SPIEGEL ONLINE: Die deutsche Fachpresse bejubelt momentan ihren Egoshooter "Far Cry", nennt ihn sogar in einem Atemzug mit großen US-Produktionen wie "Half-Life 2". Freut sich auch der Rest der Welt?
Avni Yerli: Sieht so aus. Für "Far Cry" liegen etwa 800.000 Vorbestellungen aus dem Handel vor. Davon 400.000 aus der EU, der Rest aus USA und Fernost. Dass wir weltweit vom Fleck weg so einen großen Erfolg haben, das ist schon riesig.
SPIEGEL ONLINE: Der deutsche Topseller "Anno 1602" hat in Deutschland 1.7 Millionen Käufer gefunden, im Rest der Welt nur 800.000. Warum setzen sich Produktionen made in Germany im Ausland nicht durch?
Faruk Yerli: Das Hauptproblem für deutsche Hersteller ist, dass sie im näheren Umkreis keinen international bedeutenden Vertrieb finden. Es gibt keinen. Unternehmen aus USA, England und Frankreich bestimmen, was in den Handel kommt und was nicht. Also muss man mit Leuten in Los Angeles, London oder Paris verhandeln. Das liegt halt nicht jedem. Dazu kommt eine gewisse Arroganz deutscher Produzenten. Viele glauben, sie müssten der Welt ihre Spiel-Ideen aufdrängen. Dabei gibt es längst weltweit akzeptierte Standards zum Beispiel für die Steuerung von Videospiel-Helden.
Cevat Yerli: Ich glaube, ohne eine Portion Frechheit geht's nicht. Wir sind im Mai 2000 auf die Fachmesse E3 nach Los Angeles gestiefelt, ohne Termin, und haben unser erstes Demo-Filmchen vorgeführt. So kam der Kontakt zum US-Grafik-Unternehmen Nvidia und unserem französischen Vertriebs-Partner Ubi Soft zustande.
SPIEGEL ONLINE: Was haben sie Tolles vorgeführt?

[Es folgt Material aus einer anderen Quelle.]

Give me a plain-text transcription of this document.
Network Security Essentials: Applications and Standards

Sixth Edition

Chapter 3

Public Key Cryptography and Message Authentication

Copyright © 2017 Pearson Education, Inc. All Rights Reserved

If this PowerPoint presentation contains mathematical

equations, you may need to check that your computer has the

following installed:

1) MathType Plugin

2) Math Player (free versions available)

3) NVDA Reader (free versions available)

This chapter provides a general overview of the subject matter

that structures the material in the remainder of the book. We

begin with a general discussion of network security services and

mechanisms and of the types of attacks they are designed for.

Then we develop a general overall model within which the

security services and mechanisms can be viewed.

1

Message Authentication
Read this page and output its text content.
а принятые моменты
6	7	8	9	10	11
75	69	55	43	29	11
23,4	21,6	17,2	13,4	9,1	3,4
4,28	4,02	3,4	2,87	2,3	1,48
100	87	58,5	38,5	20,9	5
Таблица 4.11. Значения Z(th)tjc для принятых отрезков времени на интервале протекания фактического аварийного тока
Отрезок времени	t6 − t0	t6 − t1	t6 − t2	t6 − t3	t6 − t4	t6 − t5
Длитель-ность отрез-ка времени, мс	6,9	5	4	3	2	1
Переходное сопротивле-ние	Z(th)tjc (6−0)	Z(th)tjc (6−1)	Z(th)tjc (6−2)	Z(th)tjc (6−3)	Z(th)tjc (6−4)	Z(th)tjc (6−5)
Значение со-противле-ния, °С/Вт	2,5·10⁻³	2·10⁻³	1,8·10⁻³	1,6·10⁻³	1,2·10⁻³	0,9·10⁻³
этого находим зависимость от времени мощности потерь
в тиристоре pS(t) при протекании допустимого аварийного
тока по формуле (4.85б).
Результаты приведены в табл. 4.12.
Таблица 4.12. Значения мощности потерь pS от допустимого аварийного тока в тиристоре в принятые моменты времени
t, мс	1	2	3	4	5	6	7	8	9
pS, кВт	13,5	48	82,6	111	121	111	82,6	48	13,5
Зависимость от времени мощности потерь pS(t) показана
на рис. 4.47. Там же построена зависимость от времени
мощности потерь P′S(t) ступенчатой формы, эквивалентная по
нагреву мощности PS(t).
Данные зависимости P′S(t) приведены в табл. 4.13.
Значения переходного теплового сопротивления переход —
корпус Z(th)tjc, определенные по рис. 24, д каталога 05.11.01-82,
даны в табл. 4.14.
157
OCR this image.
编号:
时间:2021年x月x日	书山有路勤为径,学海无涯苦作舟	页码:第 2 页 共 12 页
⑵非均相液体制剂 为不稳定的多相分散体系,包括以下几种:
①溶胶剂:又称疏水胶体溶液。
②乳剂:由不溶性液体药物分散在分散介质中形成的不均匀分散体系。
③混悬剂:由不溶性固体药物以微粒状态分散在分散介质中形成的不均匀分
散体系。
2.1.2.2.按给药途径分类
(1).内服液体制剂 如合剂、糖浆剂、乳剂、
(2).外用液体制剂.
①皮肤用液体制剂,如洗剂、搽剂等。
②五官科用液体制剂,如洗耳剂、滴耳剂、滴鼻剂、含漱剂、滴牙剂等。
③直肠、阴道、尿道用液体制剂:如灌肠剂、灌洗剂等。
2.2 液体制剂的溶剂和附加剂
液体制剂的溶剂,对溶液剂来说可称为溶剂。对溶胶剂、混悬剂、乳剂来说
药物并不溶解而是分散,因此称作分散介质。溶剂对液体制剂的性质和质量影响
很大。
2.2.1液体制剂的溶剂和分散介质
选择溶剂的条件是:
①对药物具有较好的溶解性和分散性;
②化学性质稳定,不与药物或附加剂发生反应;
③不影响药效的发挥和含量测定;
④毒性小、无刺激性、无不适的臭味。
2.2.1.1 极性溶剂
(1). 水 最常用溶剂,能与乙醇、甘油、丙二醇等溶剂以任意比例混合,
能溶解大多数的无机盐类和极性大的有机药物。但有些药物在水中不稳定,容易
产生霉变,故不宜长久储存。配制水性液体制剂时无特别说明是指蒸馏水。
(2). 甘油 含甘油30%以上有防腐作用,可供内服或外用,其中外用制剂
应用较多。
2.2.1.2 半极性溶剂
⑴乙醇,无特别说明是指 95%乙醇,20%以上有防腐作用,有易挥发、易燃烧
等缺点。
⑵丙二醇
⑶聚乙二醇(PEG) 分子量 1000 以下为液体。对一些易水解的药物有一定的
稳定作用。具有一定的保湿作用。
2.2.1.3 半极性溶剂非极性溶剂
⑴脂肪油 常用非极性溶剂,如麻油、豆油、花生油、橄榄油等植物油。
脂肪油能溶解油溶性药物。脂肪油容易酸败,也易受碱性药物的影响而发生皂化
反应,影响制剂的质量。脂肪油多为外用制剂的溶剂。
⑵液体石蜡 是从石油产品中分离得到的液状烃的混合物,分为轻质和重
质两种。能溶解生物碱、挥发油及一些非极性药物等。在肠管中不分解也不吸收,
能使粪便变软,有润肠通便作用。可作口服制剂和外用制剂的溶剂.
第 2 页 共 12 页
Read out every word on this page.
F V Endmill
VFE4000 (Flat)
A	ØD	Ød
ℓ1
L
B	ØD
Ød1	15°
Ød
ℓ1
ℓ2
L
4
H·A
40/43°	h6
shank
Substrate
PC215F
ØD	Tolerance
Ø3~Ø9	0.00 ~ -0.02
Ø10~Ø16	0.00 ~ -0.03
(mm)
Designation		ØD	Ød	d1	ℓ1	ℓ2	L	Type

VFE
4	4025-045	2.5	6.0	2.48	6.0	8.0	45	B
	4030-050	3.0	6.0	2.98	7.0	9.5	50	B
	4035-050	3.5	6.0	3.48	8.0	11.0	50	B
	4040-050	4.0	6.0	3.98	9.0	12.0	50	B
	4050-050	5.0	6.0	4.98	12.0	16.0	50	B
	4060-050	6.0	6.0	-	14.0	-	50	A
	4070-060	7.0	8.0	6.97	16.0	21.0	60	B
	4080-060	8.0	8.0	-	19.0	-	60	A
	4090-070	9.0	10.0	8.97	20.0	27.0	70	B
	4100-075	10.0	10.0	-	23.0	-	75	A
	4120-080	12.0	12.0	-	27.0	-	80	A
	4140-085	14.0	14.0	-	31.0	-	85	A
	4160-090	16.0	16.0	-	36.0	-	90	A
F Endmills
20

Cevat Yerli: Wir hatten ein Demo-Programm namens "X-Isle" dabei, das einfach hübscher aussah als andere. Man konnte auf einem gewöhnlichen PC durch eine Lagune laufen, die Grasbüschel anfassen, den Wellen zuschauen. Das hat Nvidia und Ubi Soft begeistert. Wir haben einen technischen Vorsprung. Den wollen wir halten. Darum verhandeln wir mit dem Grafiksysteme-Hersteller ATI, um als erste Zugriff auf die Technik der kommenden Videospiel-Generation zu bekommen.
SPIEGEL ONLINE: Woher holen sie sich das Knowhow?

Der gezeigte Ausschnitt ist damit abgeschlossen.